Topswara.com -- Baru-baru ini, sebuah rekaman menyebar luas di media sosial dan menarik perhatian banyak orang. Di depan SMK Negeri 2 Pangkep, seorang siswa, MA (16), masih berseragam pramuka, duduk di atas motornya.
Tiba-tiba temannya, F (16), datang dan langsung menghajar kepalanya berkali-kali sampai pelipisnya lebam. Guru yang kebetulan ada di dekat lokasi langsung melerai. Besoknya, polisi mengamankan pelaku yang masih di bawah umur (Beritasatu.com, 7 Agustus 2025).

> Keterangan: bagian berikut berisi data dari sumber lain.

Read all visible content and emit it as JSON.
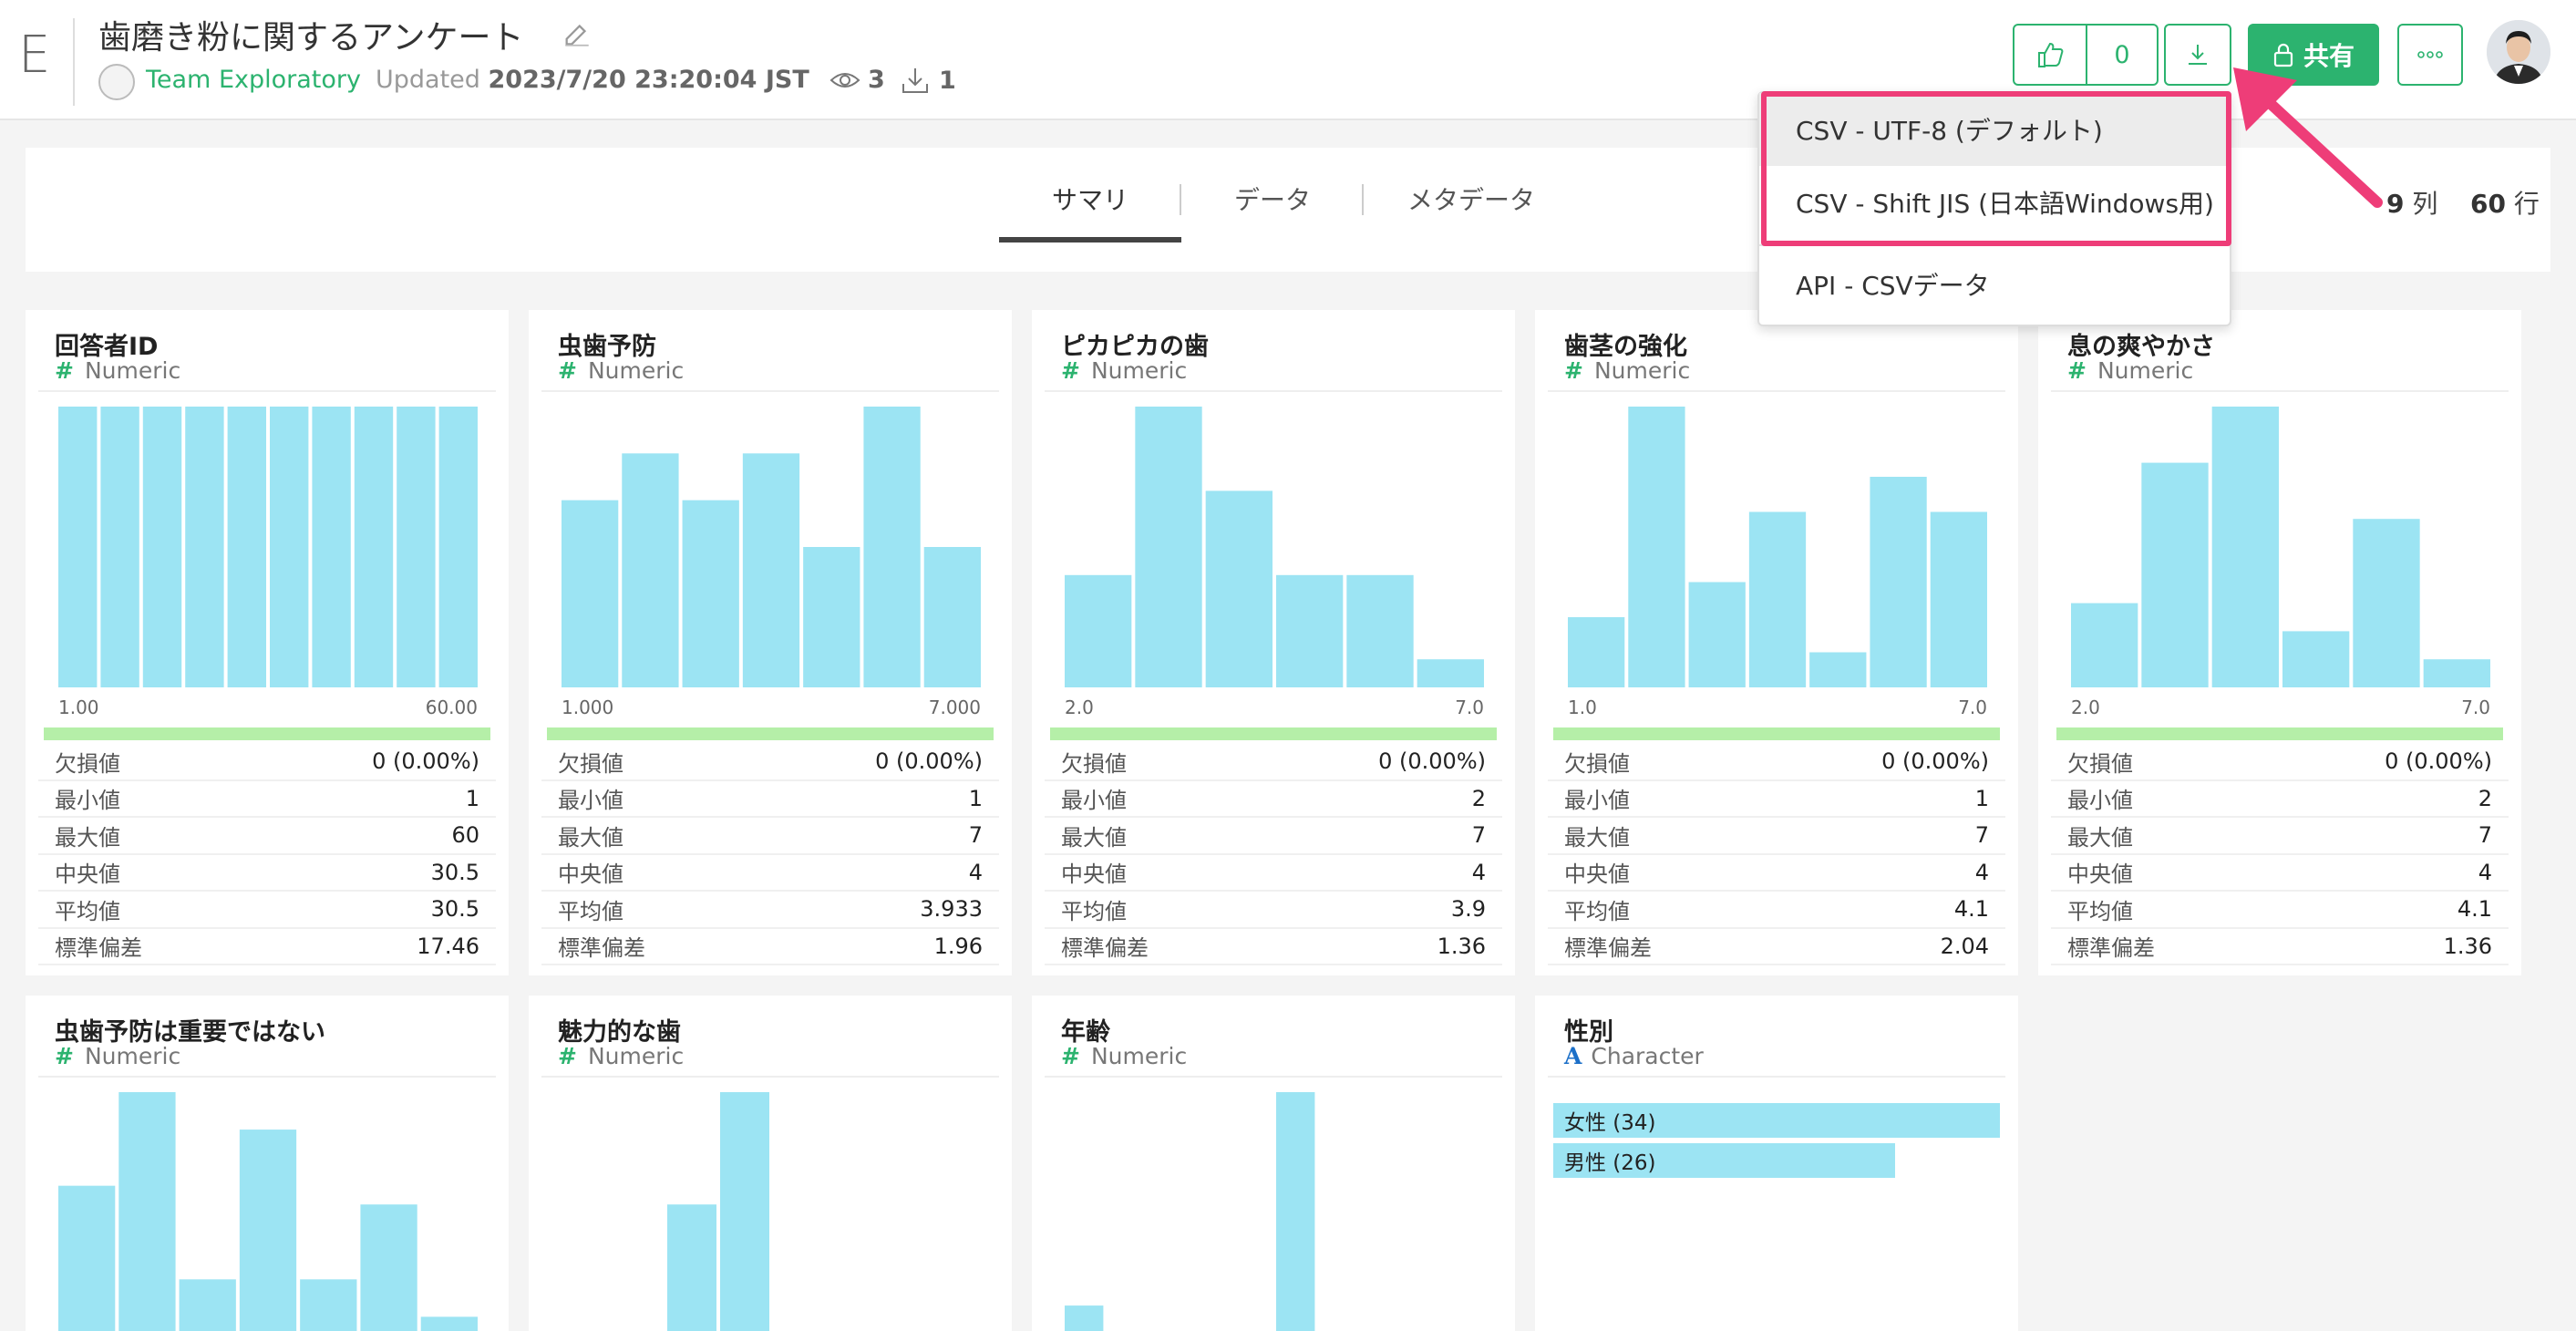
{
  "header": {
    "logo": "E",
    "title": "歯磨き粉に関するアンケート",
    "team": "Team Exploratory",
    "updated_label": "Updated",
    "updated_value": "2023/7/20 23:20:04 JST",
    "views": "3",
    "downloads": "1",
    "likes": "0",
    "share_label": "共有",
    "accent_color": "#2cb36f"
  },
  "tabs": {
    "summary": "サマリ",
    "data": "データ",
    "metadata": "メタデータ",
    "columns_count": "9",
    "columns_unit": "列",
    "rows_count": "60",
    "rows_unit": "行"
  },
  "download_menu": {
    "items": [
      "CSV - UTF-8 (デフォルト)",
      "CSV - Shift JIS (日本語Windows用)",
      "API - CSVデータ"
    ],
    "highlight_color": "#ee3d78"
  },
  "stat_labels": [
    "欠損値",
    "最小値",
    "最大値",
    "中央値",
    "平均値",
    "標準偏差"
  ],
  "columns": [
    {
      "name": "回答者ID",
      "type": "Numeric",
      "range_min": "1.00",
      "range_max": "60.00",
      "hist": [
        6,
        6,
        6,
        6,
        6,
        6,
        6,
        6,
        6,
        6
      ],
      "stats": [
        "0 (0.00%)",
        "1",
        "60",
        "30.5",
        "30.5",
        "17.46"
      ]
    },
    {
      "name": "虫歯予防",
      "type": "Numeric",
      "range_min": "1.000",
      "range_max": "7.000",
      "hist": [
        4,
        5,
        4,
        5,
        3,
        6,
        3
      ],
      "stats": [
        "0 (0.00%)",
        "1",
        "7",
        "4",
        "3.933",
        "1.96"
      ]
    },
    {
      "name": "ピカピカの歯",
      "type": "Numeric",
      "range_min": "2.0",
      "range_max": "7.0",
      "hist": [
        8,
        20,
        14,
        8,
        8,
        2
      ],
      "stats": [
        "0 (0.00%)",
        "2",
        "7",
        "4",
        "3.9",
        "1.36"
      ]
    },
    {
      "name": "歯茎の強化",
      "type": "Numeric",
      "range_min": "1.0",
      "range_max": "7.0",
      "hist": [
        5,
        20,
        7.5,
        12.5,
        2.5,
        15,
        12.5
      ],
      "stats": [
        "0 (0.00%)",
        "1",
        "7",
        "4",
        "4.1",
        "2.04"
      ]
    },
    {
      "name": "息の爽やかさ",
      "type": "Numeric",
      "range_min": "2.0",
      "range_max": "7.0",
      "hist": [
        6,
        16,
        20,
        4,
        12,
        2
      ],
      "stats": [
        "0 (0.00%)",
        "2",
        "7",
        "4",
        "4.1",
        "1.36"
      ]
    },
    {
      "name": "虫歯予防は重要ではない",
      "type": "Numeric",
      "hist": [
        10,
        15,
        5,
        13,
        5,
        9,
        3
      ]
    },
    {
      "name": "魅力的な歯",
      "type": "Numeric",
      "hist": [
        0,
        0,
        9,
        15,
        0,
        0,
        1.4,
        1.4
      ]
    },
    {
      "name": "年齢",
      "type": "Numeric",
      "hist": [
        3.6,
        1.8,
        0.4,
        1.8,
        0.4,
        15,
        0,
        0,
        0,
        1.8
      ]
    },
    {
      "name": "性別",
      "type": "Character",
      "categories": [
        {
          "label": "女性 (34)",
          "value": 34
        },
        {
          "label": "男性 (26)",
          "value": 26
        }
      ]
    }
  ],
  "bar_color": "#9ce4f3"
}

Buat sebagian orang, ini cuma “berantem anak sekolah” yang kebetulan viral. Tetapi kalau kita mau jujur, ini cuma salah satu potongan dari puzzle besar kerusakan generasi sekarang.
Senggolan jadi alasan buat hajar-hajaran, gengsi jadi lebih penting daripada akal sehat, emosi meledak tanpa kontrol. Kenapa bisa begini? Karena anak-anak kita tumbuh dalam sistem yang nggak pernah benar-benar ngajarin mereka cara jadi manusia yang utuh.
Sistem pendidikan di bawah kapitalisme cuma fokus nyetak “output” buat pasar kerja. Sekolah jadi pabrik ijazah: target nilai, ranking, prestasi akademik. Aspek pembinaan karakter, pengendalian diri, dan empati cuma jadi tempelan di RPP (Rencana Pelaksanaan Pembelajaran) atau dokumen formal, enggak pernah jadi prioritas serius.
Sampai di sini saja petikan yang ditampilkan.